In a letter to Wisconsin Gov. Scott Walker, who is trying to take away the right of public employees to bargain for a good, middle-class life, Frank Bsirske, chairman of the United Services Union ver.di of Germany, said Walker's "proposed unilateral action" is:
"...an attack on one of the fundamental pillars in a well-developed democracy, where social dialogue and collective bargaining through trade unions secure constructive relationships between employers and employees. This kind of relationship has proved its high value in many countries, both in times of economic growth and during crisis."
The ver.di members are part of a global effort with the International Trade Union Confederation (ITUC), the Council of Global Unions, UNI Global Union and the Communications Workers of America (CWA) to organize 40,000 T-Mobile USA technicians, call center and retail workers all over the United States. T-Mobile is a wholly-owned subsidiary of Deutsche Telekom, a German company that employs nearly 132,000 workers in Germany, most of whom are ver.di members. In Germany, Deutsche Telekom respects workers' right to belong to the union and engages productively with the union through collective bargaining.
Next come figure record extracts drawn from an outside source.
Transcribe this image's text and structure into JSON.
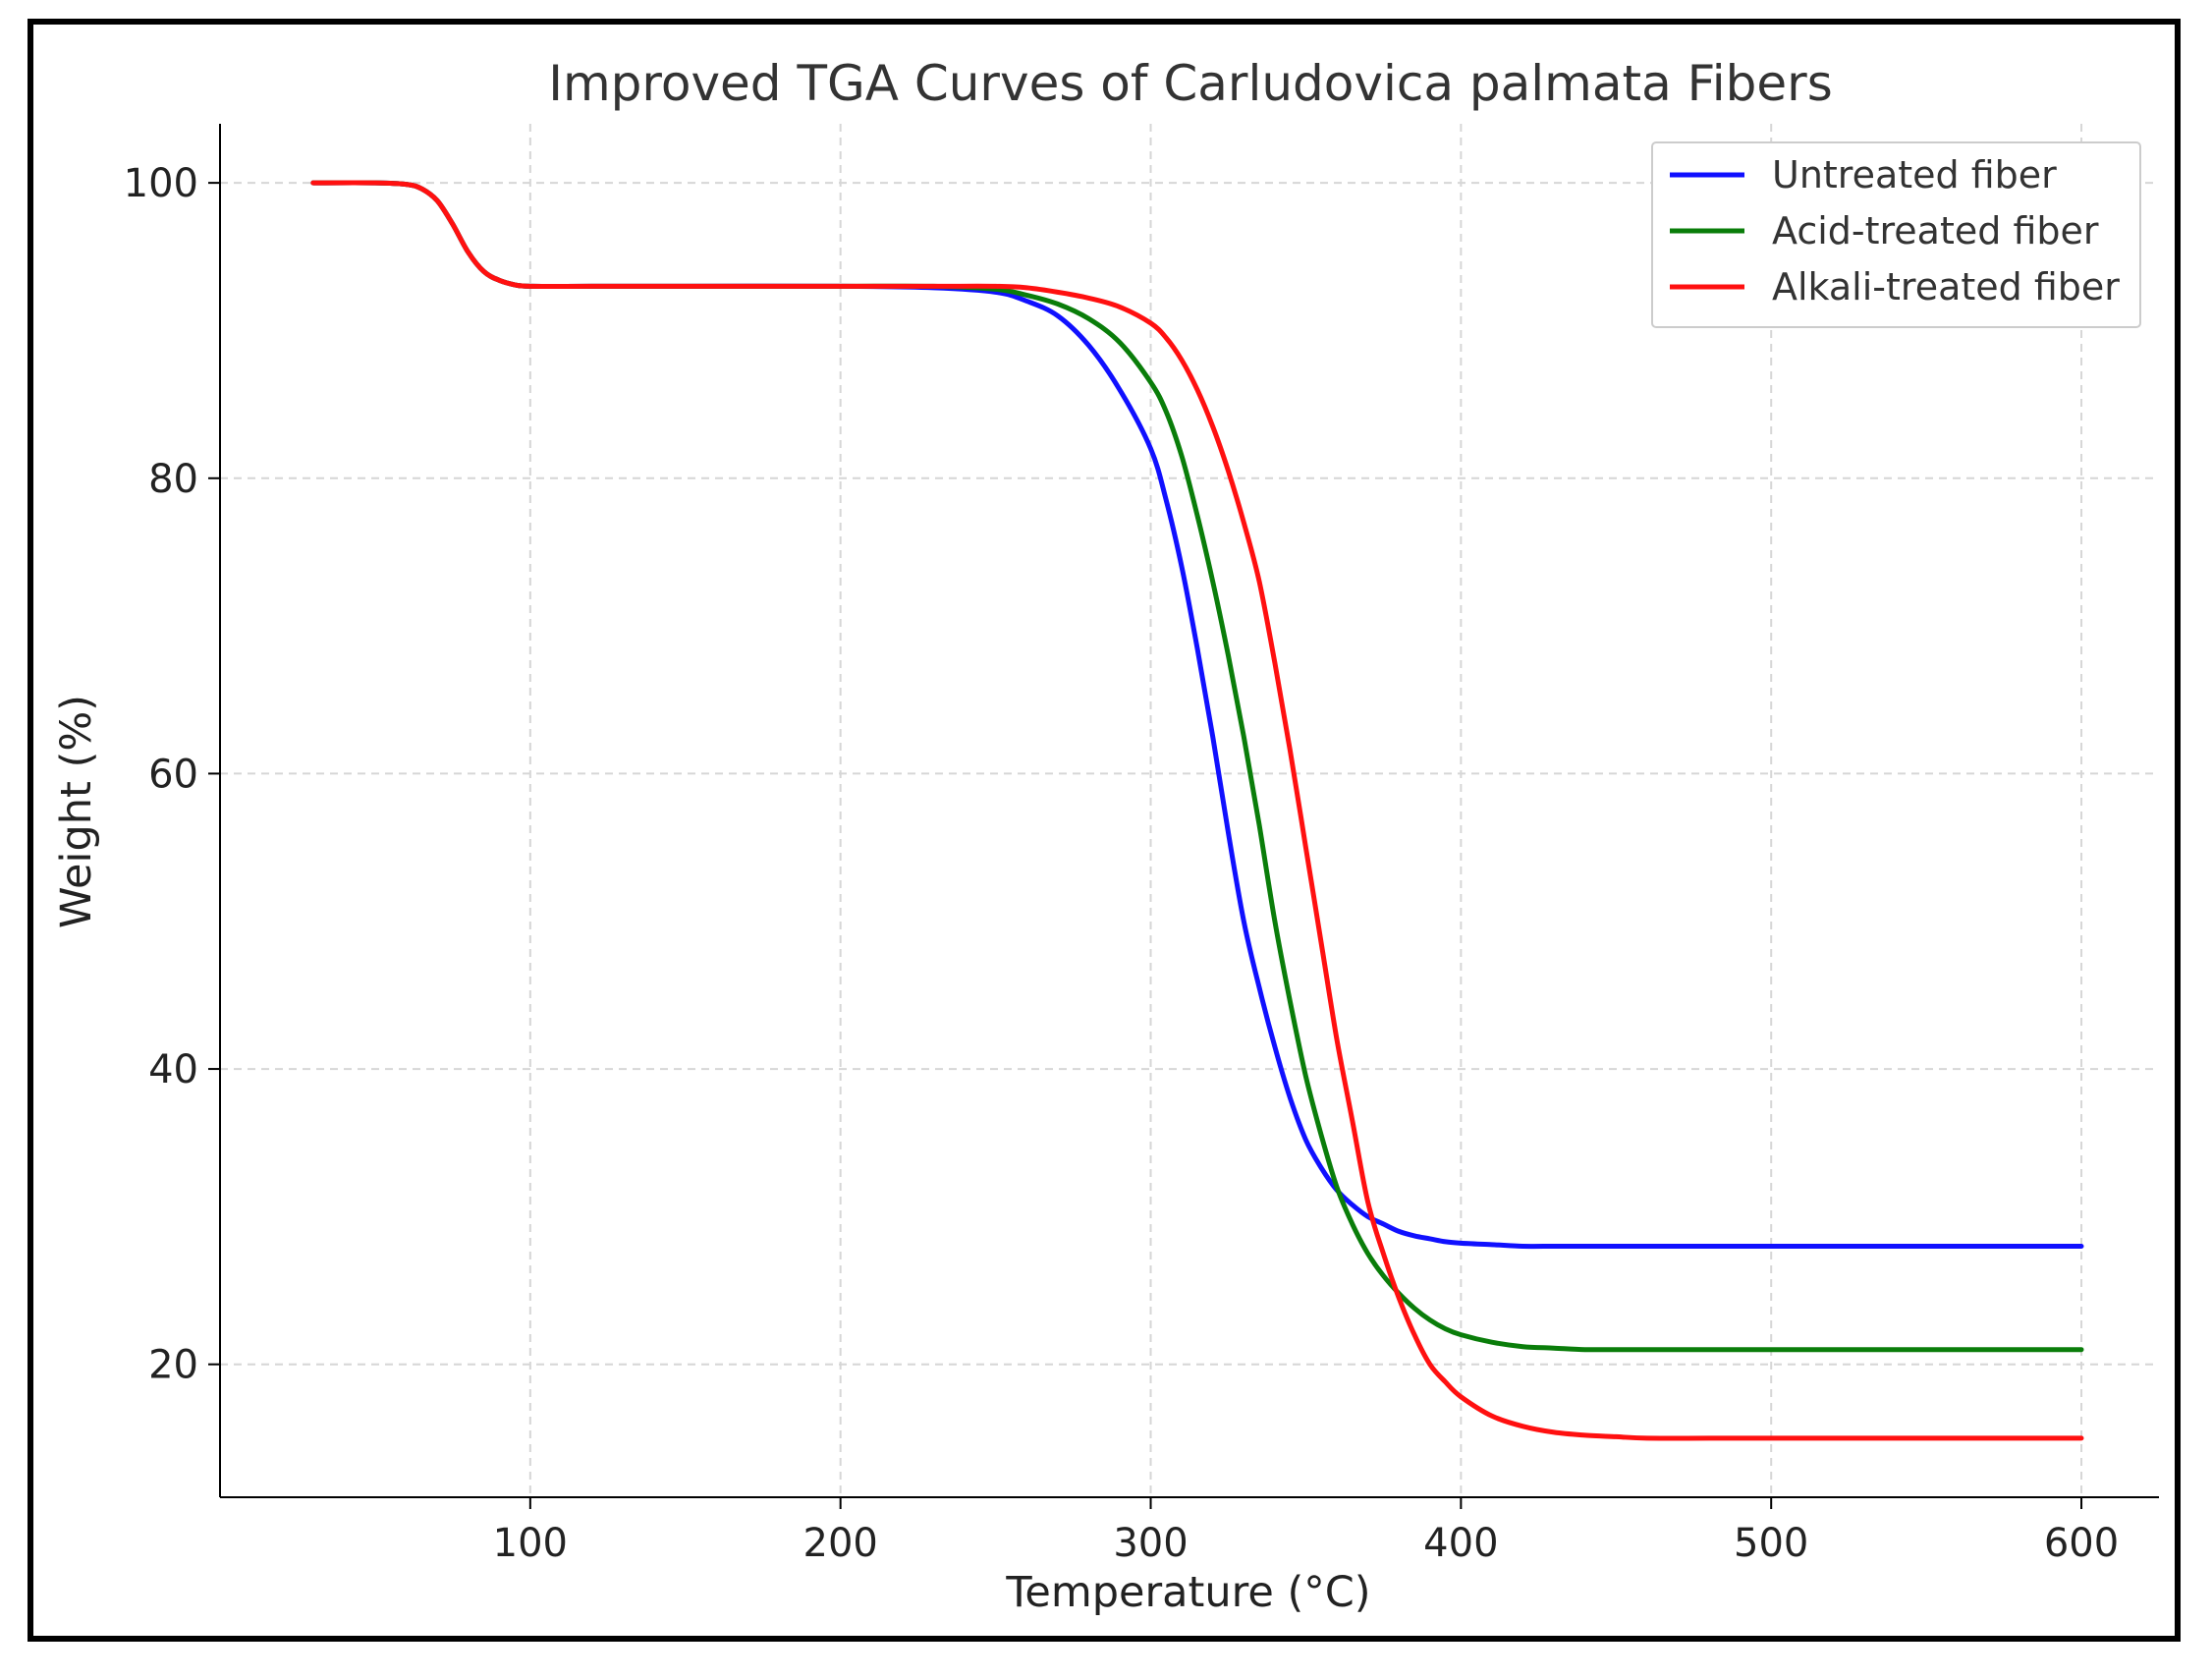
{
  "chart_data": {
    "type": "line",
    "title": "Improved TGA Curves of Carludovica palmata Fibers",
    "xlabel": "Temperature (°C)",
    "ylabel": "Weight (%)",
    "xlim": [
      0,
      625
    ],
    "ylim": [
      11,
      104
    ],
    "xticks": [
      100,
      200,
      300,
      400,
      500,
      600
    ],
    "yticks": [
      20,
      40,
      60,
      80,
      100
    ],
    "grid": true,
    "legend_position": "top-right",
    "x": [
      30,
      50,
      60,
      65,
      70,
      75,
      80,
      85,
      90,
      95,
      100,
      120,
      150,
      200,
      230,
      250,
      260,
      270,
      280,
      290,
      300,
      305,
      310,
      315,
      320,
      325,
      330,
      335,
      340,
      345,
      350,
      355,
      360,
      365,
      370,
      375,
      380,
      385,
      390,
      395,
      400,
      410,
      420,
      430,
      440,
      450,
      460,
      480,
      500,
      550,
      600
    ],
    "series": [
      {
        "name": "Untreated fiber",
        "color": "#1010ff",
        "values": [
          100,
          100,
          99.9,
          99.6,
          98.8,
          97.2,
          95.3,
          94.0,
          93.4,
          93.1,
          93.0,
          93.0,
          93.0,
          93.0,
          92.9,
          92.6,
          92.0,
          91.0,
          89.0,
          86.0,
          82.0,
          78.5,
          74.0,
          68.5,
          62.5,
          56.0,
          50.0,
          45.5,
          41.5,
          38.0,
          35.2,
          33.3,
          31.8,
          30.8,
          30.0,
          29.5,
          29.0,
          28.7,
          28.5,
          28.3,
          28.2,
          28.1,
          28.0,
          28.0,
          28.0,
          28.0,
          28.0,
          28.0,
          28.0,
          28.0,
          28.0
        ]
      },
      {
        "name": "Acid-treated fiber",
        "color": "#0a7d0a",
        "values": [
          100,
          100,
          99.9,
          99.6,
          98.8,
          97.2,
          95.3,
          94.0,
          93.4,
          93.1,
          93.0,
          93.0,
          93.0,
          93.0,
          93.0,
          92.8,
          92.4,
          91.8,
          90.8,
          89.2,
          86.5,
          84.5,
          81.5,
          77.5,
          73.0,
          68.0,
          62.5,
          56.5,
          50.0,
          44.5,
          39.5,
          35.5,
          32.0,
          29.5,
          27.5,
          26.0,
          24.8,
          23.8,
          23.0,
          22.4,
          22.0,
          21.5,
          21.2,
          21.1,
          21.0,
          21.0,
          21.0,
          21.0,
          21.0,
          21.0,
          21.0
        ]
      },
      {
        "name": "Alkali-treated fiber",
        "color": "#ff1010",
        "values": [
          100,
          100,
          99.9,
          99.6,
          98.8,
          97.2,
          95.3,
          94.0,
          93.4,
          93.1,
          93.0,
          93.0,
          93.0,
          93.0,
          93.0,
          93.0,
          92.9,
          92.6,
          92.2,
          91.6,
          90.5,
          89.5,
          88.0,
          86.0,
          83.5,
          80.5,
          77.0,
          73.0,
          67.5,
          61.5,
          55.0,
          48.5,
          42.0,
          36.5,
          31.0,
          27.5,
          24.5,
          22.0,
          20.0,
          18.8,
          17.8,
          16.5,
          15.8,
          15.4,
          15.2,
          15.1,
          15.0,
          15.0,
          15.0,
          15.0,
          15.0
        ]
      }
    ]
  }
}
Ver.di members have learned about the reality for T-Mobile workers in the United States, as T-Mobile USA workers have told stories of being instructed to turn in their colleagues for receiving union materials or to report any gathering of workers, even if they take place in the evening or on weekends. U.S. workers described their terror of even learning about their rights fearing that any demonstration of interest in the union would result in reprimand, reprisals surrounding promotions or opportunities for advancement, or outright dismissal.
Ver.di was shocked and disappointed that a German employer that has participated in dialogue and collective bargaining in its home country would stoop to the worst union-busting practices in its operations in the United States and other countries. Because they expect better from Deutsche Telekom they have taken a leadership role along with the the global labor movement to carry out a coordinated campaign to ensure that all Deutsche Telekom/ T-Mobile workers can exercise their right to organize and bargain collectively free from fear and intimidation.